When the court-appointed expert tasked with writing the report arrived in the immediate aftermath, he was taken aback at what he found: the amount of incendiary material piled up against the doors in this violent attack, and the fact that the security doors were resilient enough to hold off the flames produced by all that petrol for those crucial minutes until we were woken and got the hoses going. He said he had never seen anything like it – all those tyres and jerry-cans of petrol used in a single arson attack on a household.

Many Maltese racists, members of vociferous hate groups, were taken in for questioning, some held under arrest, and their computers checked. The mobile telephony operators refused to release to the police a list of the mobile phone (numbers) that were in the immediate vicinity of our home at that time, citing ‘data protection’. Had sufficient proof been found against the perpetrators, they would have been charged with attempted murder and not just arson.

A few days before this happened, the racists painted abusive slogans which included my name and the word ‘blacks’ in three-foot-high letters on the wall along the road leading to my home. Neighbours were kind enough to paint them out, just as other neighbours and friends were kind enough to help us clear up the debris, clean the place and repaint the walls. Replacing the doors and windows took a little longer, and as a reminder of that dreadful night, one of the trees in our garden still discharges great, big, shiny, hard black gobbets of petrol-material which it has absorbed through the soil and processed. I used to leave them there to remind me how horrible some of my fellow citizens are, but now I remove them and look at the internet comments-boards instead.

The attack on our house was not the only one, though it was by far the worst as it was an attempt on our lives. In the same period, the lawyer who helps asylum-seekers with their applications for refugee status had the front door to her home set on fire. Clearly, if she had lived in a detached house like I do, they would tried to murder her in her bed, too – but setting fire to a terraced house in a street is extremely difficult and the best you can manage is the wooden front door. And then they burnt the cars owned by the Jesuit Order, which were parked in the grounds of St Aloysius College at night, because the Jesuits run the Jesuit Refugee Service.

Those violent attacks did not come out of nowhere. They were the culmination of weeks and months of constant rabble-rousing by Maltese hate groups and extreme-right political groupings that should more properly be classed in the ‘loony’ category but which are taken seriously by lots of Maltese who voted for them in the European Parliament elections. They incited people to racist hatred, played on ignorance and xenophobia, and above all, branded people like me, like the refugees’ lawyer and the Jesuits, as ‘lovers of blacks, Muslims and immigrants’ and ‘people who are against their own country’. And then the inevitable happened.

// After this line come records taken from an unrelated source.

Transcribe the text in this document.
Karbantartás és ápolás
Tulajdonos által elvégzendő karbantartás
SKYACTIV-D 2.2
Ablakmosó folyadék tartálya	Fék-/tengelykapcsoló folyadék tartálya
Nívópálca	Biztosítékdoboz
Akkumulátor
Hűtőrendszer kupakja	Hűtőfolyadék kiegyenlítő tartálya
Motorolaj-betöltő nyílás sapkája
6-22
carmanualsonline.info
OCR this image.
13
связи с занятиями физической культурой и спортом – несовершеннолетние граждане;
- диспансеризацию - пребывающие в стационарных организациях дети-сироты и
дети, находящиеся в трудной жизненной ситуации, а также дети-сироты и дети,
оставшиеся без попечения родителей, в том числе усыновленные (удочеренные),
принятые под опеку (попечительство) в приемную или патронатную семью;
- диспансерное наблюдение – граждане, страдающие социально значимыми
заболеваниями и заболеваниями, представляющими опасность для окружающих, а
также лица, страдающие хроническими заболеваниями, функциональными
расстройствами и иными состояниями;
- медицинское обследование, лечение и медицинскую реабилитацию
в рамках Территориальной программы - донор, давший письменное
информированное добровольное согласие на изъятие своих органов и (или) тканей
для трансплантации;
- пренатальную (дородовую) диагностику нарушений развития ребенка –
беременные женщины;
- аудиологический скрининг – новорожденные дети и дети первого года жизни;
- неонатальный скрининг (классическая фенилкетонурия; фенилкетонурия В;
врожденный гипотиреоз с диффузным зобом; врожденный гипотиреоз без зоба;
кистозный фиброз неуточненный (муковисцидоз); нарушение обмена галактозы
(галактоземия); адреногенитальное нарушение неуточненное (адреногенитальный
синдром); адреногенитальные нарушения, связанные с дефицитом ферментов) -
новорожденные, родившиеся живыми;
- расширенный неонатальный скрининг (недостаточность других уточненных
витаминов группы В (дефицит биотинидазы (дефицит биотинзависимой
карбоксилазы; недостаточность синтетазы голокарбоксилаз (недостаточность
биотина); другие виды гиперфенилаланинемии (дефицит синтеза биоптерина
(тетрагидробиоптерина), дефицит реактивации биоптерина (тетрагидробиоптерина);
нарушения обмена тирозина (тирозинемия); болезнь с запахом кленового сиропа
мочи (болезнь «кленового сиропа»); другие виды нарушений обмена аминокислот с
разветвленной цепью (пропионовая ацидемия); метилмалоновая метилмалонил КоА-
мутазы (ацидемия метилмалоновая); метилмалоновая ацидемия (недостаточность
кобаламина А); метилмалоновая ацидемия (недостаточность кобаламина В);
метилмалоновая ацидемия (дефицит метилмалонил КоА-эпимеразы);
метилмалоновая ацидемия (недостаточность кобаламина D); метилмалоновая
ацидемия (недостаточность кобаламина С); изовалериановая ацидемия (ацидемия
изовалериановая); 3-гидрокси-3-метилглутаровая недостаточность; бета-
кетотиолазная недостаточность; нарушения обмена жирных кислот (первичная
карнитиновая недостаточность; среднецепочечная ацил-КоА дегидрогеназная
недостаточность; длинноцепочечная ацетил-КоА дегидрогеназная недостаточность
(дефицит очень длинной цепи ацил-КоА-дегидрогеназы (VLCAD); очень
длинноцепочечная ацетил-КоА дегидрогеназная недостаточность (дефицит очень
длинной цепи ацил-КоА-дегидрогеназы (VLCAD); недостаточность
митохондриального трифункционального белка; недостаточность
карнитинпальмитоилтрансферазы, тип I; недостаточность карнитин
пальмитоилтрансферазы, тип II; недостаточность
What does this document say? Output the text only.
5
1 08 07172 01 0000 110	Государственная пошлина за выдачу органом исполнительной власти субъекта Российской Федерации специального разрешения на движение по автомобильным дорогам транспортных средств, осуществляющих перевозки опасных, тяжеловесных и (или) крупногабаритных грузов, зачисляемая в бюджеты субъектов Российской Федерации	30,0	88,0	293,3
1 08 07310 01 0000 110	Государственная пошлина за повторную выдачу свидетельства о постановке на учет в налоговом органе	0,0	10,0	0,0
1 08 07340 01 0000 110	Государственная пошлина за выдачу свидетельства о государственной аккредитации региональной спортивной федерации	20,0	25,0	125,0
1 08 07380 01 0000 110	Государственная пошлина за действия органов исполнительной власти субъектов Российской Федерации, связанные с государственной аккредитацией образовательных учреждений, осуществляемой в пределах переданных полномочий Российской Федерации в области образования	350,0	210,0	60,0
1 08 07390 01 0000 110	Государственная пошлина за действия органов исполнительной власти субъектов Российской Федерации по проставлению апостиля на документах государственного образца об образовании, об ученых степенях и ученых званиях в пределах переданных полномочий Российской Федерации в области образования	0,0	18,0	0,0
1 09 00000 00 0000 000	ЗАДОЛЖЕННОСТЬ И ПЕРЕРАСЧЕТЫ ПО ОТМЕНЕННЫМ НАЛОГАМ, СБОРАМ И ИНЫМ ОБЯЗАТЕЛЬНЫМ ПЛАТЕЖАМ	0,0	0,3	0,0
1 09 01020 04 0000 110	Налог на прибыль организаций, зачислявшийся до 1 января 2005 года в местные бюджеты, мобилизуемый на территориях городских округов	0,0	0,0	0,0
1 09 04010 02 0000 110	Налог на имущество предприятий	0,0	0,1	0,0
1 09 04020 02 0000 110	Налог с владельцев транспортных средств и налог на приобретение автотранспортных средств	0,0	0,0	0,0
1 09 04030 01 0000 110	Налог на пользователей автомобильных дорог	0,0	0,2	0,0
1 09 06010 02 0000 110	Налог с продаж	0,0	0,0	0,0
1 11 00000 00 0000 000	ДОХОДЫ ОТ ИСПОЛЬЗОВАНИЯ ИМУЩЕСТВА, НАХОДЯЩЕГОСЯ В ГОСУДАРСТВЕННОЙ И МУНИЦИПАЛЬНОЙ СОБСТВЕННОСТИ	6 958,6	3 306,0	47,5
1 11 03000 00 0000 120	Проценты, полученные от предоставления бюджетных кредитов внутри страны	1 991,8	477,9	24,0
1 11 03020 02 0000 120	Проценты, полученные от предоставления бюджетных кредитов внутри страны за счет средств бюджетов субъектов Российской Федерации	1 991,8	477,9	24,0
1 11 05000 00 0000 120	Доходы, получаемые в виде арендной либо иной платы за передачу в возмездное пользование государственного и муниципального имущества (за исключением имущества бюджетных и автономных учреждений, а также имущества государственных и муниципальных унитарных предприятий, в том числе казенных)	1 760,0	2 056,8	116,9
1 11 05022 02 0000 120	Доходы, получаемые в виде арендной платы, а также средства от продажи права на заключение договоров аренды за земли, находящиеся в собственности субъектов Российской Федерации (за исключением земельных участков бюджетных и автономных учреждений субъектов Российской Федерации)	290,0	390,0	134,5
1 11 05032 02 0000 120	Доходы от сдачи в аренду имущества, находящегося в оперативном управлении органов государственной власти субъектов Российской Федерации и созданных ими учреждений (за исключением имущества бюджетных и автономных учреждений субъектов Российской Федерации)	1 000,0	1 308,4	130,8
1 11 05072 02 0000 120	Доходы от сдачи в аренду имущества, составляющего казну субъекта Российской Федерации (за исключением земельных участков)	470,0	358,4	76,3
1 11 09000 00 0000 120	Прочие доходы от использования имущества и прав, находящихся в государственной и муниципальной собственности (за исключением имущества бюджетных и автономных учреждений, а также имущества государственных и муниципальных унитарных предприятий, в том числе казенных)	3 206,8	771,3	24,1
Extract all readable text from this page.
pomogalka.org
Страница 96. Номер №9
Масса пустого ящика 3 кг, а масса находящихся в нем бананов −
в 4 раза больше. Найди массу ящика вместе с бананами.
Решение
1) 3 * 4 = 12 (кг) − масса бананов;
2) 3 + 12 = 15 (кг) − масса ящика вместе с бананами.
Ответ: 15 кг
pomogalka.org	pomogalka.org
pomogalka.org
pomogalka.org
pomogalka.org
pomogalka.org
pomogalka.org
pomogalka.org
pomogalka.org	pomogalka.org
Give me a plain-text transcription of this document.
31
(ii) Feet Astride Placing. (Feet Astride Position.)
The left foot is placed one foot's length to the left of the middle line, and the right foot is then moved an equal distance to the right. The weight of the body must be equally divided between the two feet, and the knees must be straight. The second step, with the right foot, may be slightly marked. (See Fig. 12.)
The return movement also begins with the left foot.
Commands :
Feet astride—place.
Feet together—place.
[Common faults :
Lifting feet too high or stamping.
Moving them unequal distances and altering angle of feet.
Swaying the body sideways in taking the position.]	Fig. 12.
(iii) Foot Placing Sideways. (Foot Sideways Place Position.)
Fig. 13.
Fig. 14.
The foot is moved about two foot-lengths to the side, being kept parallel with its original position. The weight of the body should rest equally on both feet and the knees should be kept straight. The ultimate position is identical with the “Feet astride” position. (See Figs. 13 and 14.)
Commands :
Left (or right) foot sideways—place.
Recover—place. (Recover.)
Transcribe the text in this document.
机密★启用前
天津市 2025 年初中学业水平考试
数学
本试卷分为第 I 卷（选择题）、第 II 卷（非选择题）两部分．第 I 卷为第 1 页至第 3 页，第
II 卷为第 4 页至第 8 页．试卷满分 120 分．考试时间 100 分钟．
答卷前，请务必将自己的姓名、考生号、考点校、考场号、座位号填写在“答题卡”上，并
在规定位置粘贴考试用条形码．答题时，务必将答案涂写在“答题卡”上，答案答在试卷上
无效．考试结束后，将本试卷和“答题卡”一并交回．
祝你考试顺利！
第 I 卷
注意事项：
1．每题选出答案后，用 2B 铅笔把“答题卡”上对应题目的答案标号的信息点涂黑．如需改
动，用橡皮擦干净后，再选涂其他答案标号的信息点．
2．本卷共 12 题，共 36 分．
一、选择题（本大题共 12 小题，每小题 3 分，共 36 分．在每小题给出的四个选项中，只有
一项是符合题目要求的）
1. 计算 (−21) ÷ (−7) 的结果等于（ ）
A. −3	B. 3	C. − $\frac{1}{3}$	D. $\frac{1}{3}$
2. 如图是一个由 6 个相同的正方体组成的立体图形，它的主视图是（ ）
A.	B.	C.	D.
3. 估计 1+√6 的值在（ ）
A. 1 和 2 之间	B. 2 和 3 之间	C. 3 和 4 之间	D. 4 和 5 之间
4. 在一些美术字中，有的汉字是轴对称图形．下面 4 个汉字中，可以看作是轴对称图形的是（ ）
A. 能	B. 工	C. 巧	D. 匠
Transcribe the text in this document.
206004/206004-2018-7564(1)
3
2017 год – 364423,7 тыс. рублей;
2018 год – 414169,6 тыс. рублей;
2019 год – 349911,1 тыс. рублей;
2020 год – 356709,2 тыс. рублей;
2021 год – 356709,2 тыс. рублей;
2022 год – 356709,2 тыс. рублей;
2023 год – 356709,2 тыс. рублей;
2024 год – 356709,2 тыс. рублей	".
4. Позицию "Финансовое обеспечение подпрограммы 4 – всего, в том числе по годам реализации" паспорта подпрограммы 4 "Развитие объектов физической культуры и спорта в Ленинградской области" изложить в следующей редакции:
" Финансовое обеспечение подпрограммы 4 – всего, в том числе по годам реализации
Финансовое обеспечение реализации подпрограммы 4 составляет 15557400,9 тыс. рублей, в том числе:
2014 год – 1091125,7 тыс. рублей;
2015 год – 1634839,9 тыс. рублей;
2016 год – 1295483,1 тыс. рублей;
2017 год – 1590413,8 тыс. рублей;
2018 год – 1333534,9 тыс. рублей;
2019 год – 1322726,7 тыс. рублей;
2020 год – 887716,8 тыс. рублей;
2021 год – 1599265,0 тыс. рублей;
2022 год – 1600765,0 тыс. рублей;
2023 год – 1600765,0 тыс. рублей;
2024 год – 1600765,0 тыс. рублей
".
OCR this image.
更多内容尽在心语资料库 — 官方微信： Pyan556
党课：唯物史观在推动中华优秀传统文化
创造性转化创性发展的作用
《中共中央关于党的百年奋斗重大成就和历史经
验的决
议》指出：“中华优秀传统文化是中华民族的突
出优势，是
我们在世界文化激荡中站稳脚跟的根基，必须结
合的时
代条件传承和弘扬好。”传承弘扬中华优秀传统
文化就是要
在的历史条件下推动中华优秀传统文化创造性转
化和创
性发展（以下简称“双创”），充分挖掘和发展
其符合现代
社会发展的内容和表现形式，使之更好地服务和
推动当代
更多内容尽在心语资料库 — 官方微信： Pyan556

I bring this up now because I do not think it is a coincidence at all that a man – a British citizen, as it happens – who was mistaken for a “Muslim invader” was savagely beaten up with an iron bar, by a white-taxi driver, a few days ago. I expected something like this to happen because I remember what happened back then. The racists are at it once more, this time in response to the Syrian refugee crisis – marching with their far-right placards and banners, posting comments all over the internet, and behaving as though they own Malta, act on behalf of the Maltese, and speak for us all. People who don’t share their views are either intimidated into not countering their arguments, on line or in conversation, or treat the whole thing as a joke and dismiss these very dangerous people as ignorant idiots. Ignorant idiots can be dismissed, but these are not ignorant idiots. These are ignorant savages. Right now, it sounds to those who only read the internet as though they are the true voice of Malta. But they are not. So fight back. Their arguments are not difficult to counter. Get on the internet and make them understand that dangerous and intolerant racists have no place in anything that purports to be a civilised society.